Now I didn't just jump up and make any huge preparations for her arrival. Even if I wanted to, I couldn't. So when she arrived, she walked into the house, snatched the baby from my arms, walked around for a moment and I KID YOU NOT the first words this woman uttered to me after meeting me for the first time were, "White folks never dust their chandeliers."
I was crushed. I was embarrassed. I was even a bit scared of this woman who was so bold.
Five years later, when I was in the middle of my own little self-esteem seminar, I let her have it. I told her comments like that were never to be uttered around me again.

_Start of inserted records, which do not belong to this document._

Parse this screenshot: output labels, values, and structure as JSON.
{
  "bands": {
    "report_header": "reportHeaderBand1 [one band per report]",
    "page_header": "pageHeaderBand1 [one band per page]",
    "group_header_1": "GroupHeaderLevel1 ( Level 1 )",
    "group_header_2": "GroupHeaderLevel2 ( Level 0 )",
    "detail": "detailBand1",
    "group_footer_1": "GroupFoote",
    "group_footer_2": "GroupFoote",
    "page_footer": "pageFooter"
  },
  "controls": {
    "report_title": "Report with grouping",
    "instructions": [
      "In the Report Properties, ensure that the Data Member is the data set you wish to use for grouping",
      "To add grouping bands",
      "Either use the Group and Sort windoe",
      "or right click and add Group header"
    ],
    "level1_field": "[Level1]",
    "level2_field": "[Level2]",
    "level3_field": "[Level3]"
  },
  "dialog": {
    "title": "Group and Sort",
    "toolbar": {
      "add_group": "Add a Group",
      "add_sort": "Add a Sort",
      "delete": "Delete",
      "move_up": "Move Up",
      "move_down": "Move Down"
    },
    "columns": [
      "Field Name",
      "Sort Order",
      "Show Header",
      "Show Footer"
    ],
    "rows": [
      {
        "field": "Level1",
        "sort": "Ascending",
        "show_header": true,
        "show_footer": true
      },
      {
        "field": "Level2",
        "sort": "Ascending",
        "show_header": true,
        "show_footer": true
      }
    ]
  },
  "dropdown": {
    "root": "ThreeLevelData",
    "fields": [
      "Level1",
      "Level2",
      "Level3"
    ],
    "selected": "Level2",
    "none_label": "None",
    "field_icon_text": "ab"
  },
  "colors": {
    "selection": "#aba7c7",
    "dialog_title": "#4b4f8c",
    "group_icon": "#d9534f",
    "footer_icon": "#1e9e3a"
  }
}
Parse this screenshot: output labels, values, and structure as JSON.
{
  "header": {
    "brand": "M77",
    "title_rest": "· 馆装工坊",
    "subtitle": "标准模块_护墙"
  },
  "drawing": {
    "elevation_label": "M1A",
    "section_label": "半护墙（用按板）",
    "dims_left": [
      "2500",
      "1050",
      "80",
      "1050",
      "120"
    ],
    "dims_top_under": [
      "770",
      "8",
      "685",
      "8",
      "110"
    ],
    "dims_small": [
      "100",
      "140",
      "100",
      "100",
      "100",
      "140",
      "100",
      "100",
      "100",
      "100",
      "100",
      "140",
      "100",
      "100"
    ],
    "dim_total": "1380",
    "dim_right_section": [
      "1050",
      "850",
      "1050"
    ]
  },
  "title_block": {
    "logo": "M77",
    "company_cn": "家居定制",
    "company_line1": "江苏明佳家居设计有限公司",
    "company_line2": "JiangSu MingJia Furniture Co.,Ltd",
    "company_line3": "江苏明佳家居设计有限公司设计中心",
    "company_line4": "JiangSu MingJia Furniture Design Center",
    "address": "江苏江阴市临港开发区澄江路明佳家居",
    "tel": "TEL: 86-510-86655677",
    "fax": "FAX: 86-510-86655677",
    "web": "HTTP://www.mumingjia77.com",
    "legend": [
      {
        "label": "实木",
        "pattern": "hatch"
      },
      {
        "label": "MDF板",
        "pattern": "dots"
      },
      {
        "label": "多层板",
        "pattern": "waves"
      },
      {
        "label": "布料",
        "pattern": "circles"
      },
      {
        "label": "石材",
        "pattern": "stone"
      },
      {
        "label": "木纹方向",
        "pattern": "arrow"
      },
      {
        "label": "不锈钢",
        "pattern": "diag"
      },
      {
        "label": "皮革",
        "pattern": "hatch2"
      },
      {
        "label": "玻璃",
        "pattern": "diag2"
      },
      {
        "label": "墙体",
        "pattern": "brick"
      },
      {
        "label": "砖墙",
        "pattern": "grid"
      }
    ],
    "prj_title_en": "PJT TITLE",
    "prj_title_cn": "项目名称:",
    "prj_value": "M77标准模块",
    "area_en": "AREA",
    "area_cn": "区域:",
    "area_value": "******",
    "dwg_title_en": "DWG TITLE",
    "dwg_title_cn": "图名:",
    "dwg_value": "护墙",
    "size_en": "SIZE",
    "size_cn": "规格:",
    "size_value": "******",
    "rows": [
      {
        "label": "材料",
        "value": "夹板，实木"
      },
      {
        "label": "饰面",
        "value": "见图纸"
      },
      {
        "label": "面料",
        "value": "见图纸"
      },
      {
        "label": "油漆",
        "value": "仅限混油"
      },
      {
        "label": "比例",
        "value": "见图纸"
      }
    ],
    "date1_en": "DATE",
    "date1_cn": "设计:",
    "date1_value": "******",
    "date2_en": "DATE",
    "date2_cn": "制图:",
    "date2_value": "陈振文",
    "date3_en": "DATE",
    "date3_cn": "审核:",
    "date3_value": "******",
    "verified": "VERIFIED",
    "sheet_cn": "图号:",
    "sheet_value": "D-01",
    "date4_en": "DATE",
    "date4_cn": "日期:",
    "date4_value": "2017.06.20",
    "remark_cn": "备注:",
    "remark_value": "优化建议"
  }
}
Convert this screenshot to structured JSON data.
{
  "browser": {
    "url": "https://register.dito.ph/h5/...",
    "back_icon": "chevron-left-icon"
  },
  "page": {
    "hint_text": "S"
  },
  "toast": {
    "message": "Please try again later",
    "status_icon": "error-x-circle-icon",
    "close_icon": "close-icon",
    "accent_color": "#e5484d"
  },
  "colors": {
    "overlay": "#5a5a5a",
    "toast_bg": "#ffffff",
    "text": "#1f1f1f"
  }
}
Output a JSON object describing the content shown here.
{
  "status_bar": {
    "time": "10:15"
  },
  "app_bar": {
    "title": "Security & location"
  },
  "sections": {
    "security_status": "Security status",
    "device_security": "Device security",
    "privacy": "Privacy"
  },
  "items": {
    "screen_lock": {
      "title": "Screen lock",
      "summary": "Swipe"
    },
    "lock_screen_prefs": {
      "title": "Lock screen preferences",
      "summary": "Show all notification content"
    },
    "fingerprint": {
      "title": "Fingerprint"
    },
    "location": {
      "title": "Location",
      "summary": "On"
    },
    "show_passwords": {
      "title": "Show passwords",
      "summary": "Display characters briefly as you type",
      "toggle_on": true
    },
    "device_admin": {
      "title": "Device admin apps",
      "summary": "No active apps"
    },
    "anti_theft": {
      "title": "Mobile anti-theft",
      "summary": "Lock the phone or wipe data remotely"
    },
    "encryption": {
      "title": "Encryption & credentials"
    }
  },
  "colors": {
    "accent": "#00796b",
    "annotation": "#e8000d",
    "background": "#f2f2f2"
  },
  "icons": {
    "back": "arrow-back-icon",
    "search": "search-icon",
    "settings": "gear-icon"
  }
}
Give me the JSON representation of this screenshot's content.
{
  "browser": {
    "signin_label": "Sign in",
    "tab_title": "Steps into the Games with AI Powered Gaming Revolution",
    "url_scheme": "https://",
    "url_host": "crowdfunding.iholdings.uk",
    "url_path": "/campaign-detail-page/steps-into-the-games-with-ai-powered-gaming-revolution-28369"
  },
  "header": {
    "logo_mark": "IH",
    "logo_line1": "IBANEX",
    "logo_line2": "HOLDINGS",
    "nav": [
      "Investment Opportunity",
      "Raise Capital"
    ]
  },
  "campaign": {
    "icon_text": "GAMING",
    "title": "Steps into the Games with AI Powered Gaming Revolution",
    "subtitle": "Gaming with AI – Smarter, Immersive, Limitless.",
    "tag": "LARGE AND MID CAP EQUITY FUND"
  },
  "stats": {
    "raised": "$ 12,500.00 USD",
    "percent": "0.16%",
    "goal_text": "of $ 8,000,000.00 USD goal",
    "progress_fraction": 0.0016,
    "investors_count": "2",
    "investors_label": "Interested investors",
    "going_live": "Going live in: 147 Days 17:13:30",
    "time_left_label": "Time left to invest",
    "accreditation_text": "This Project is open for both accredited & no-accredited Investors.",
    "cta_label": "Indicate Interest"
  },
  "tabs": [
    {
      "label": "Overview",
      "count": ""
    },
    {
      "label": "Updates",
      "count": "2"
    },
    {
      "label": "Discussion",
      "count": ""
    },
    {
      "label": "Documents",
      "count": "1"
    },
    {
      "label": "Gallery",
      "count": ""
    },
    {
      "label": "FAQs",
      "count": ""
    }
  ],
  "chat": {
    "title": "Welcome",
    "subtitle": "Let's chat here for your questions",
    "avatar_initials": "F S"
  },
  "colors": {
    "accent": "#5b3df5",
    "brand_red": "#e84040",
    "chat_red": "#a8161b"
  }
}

Well, she tries. But it still happens. Everything is in black and white to her. "My white friend" this, "My Jewish friend" that. It astonishes me every damn time.
So, here we go. An entire week of Grandma Henrietta. The girls will be full of questions at the end of this, I'm sure. Wish me luck.
3 Comments:
Hmmmm ... Wanna escape to Canada?
RUN FOR YOUR LIFE!
Just joking. But I'm rootin' for ya!
What a cow. Sounds like something my mother would say - but as soon as she's left the place and can get on a phone or has someone to talk to. And she'd say a hell of a lot more too.......
You should hear her bitch about weddings... i make a point not to talk to her after she's invited herself to one (let alone if she's actually invited to the reception).
Some people are just too damned critical for their own good, then they wonder why people get annoyed at them!??
I'm white and I dust my chandelier....so there.